This was an excellent factual case in which to argue the SOL discovery issue, particularly because the concealed information was medical rather than financial, which has two advantages: (a)“accounting standards " are not there to muck up what is otherwise a fairly clear fraud, and (b) there is a clearer moral turpitude, due to the physical harm and even deaths (allegedly) due to Merck's conduct, than in most financial cases.
Defendants are now suddenly the ones put at a disadvantage by the difficult pleading standards of the 1995 Reform Act. By making fraud so difficult to plead, the Act also makes fraud difficult to discover; indeed, discovery is nearly impossible without the unwilling disclosure of inside information by the defendants themselves, including information showing their own culpable conduct. In this case, we had the edifying spectacle of defendants arguing that publicly available facts prior to the price drop were sufficient to indicate fraudulent intent -- while, on a dispositive motion and/or at trial, they must argue that much more incriminating facts show no fraudulent intent.
The opinion's tone (to me, rather more enthusiastic than usual), and its odd decision to accept cert. merely to affirm a Third Circuit opinion, may indicate that this wildly pro-business court, in these asset-bubble-infested times, is beginning to see the benefits to the securities markets from serious enforcement and more reasonable legal barriers to recovery for fraud.

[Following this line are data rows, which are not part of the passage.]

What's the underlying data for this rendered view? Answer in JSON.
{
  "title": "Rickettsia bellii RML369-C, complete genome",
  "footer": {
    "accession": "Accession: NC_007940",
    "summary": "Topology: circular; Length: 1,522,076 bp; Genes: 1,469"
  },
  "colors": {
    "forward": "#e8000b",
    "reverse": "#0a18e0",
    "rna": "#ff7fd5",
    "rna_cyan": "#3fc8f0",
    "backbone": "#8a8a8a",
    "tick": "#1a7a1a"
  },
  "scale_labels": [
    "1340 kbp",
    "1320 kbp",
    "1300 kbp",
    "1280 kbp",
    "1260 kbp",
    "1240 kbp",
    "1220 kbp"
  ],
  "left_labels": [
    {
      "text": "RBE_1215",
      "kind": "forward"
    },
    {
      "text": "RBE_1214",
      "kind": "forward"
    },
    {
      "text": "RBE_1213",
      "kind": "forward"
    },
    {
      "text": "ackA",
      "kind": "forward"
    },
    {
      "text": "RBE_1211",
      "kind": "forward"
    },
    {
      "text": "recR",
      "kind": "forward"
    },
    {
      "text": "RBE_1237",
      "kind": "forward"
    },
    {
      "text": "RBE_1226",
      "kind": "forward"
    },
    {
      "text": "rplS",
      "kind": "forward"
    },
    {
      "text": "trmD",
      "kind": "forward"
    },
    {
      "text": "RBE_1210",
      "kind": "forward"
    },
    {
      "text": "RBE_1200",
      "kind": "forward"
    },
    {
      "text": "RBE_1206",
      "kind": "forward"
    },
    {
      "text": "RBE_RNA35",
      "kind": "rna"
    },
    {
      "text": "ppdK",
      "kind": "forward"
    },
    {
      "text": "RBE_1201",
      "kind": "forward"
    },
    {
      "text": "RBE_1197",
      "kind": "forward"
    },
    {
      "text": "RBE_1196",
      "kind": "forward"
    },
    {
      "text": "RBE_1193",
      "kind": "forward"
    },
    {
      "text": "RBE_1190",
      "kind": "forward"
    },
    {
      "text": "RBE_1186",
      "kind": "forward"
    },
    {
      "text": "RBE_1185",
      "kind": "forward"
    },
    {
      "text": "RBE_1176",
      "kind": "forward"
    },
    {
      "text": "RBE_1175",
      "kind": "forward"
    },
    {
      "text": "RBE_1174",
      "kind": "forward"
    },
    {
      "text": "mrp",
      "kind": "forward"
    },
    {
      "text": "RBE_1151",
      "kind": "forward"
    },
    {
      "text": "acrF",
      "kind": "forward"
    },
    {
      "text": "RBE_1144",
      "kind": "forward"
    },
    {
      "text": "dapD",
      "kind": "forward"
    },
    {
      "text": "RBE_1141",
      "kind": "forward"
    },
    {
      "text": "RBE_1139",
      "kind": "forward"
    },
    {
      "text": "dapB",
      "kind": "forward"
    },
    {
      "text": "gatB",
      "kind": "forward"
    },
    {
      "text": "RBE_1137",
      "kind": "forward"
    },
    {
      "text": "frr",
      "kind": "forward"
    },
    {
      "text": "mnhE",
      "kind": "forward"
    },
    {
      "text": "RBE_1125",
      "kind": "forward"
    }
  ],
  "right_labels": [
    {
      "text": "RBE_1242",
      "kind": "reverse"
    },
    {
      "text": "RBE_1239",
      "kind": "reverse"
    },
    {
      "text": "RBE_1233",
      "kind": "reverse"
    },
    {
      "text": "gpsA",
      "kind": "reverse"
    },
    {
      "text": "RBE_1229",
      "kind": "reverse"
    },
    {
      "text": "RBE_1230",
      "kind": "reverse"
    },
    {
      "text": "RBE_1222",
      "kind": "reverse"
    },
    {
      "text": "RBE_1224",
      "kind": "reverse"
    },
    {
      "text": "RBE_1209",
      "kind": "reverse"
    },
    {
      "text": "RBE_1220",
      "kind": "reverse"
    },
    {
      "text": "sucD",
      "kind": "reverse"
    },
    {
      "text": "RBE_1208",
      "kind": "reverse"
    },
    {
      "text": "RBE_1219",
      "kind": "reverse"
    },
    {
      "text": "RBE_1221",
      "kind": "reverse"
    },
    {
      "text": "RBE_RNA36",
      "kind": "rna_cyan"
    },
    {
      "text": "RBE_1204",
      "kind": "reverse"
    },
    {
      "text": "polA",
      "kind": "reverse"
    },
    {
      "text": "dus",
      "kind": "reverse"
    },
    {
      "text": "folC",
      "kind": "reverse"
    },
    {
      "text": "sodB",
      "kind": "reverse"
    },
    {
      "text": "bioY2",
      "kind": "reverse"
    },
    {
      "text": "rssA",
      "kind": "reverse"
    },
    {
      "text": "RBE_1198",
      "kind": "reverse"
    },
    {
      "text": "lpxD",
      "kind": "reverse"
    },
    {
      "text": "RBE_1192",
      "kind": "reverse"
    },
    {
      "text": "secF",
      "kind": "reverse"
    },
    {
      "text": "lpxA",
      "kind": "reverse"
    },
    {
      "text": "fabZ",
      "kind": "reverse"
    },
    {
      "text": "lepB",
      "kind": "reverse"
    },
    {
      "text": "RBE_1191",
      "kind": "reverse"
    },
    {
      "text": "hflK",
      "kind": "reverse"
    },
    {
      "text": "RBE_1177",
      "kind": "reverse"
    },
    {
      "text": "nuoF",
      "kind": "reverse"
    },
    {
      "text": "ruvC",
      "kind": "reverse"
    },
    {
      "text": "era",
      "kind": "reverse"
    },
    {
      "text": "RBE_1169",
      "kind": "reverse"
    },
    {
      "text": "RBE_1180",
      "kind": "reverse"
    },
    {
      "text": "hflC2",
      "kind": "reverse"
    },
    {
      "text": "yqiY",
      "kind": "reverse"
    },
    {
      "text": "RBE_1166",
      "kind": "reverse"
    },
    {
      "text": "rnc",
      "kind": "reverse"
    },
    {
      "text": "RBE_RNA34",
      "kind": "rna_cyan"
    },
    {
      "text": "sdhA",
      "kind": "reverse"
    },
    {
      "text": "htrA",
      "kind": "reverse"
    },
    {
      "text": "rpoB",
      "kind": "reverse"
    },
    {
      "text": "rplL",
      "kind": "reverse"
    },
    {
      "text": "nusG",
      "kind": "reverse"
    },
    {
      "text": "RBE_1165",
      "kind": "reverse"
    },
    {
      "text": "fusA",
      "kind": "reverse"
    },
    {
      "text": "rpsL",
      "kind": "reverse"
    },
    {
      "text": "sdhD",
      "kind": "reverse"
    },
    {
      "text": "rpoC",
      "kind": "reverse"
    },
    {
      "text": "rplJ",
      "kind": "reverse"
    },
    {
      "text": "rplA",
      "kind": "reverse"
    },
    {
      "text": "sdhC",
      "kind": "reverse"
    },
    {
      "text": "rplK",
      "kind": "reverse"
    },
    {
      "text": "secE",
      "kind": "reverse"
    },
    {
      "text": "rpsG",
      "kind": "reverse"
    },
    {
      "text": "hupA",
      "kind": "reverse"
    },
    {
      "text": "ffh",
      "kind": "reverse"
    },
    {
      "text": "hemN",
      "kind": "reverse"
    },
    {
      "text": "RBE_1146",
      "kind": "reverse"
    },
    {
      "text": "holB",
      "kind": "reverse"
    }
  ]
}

Actually, if you had read the oral argument transcript it was very easy to see this coming. The Court roughed up Merck's lawyer pretty badly. And the Court was right. A plaintiff cannot even bring one of these cases without strong evidence of scienter, and it is hard to see how the statute can start running when fraudulent states of mind are being concealed along with most of the hot documents. Scienter was not possible to even plead in Merck until the case was filed. Finally, this decision should be read carefully by those of us who handle fidelity insurance cases and claims, as the discovery test under such policies is very close to the Court's in this case.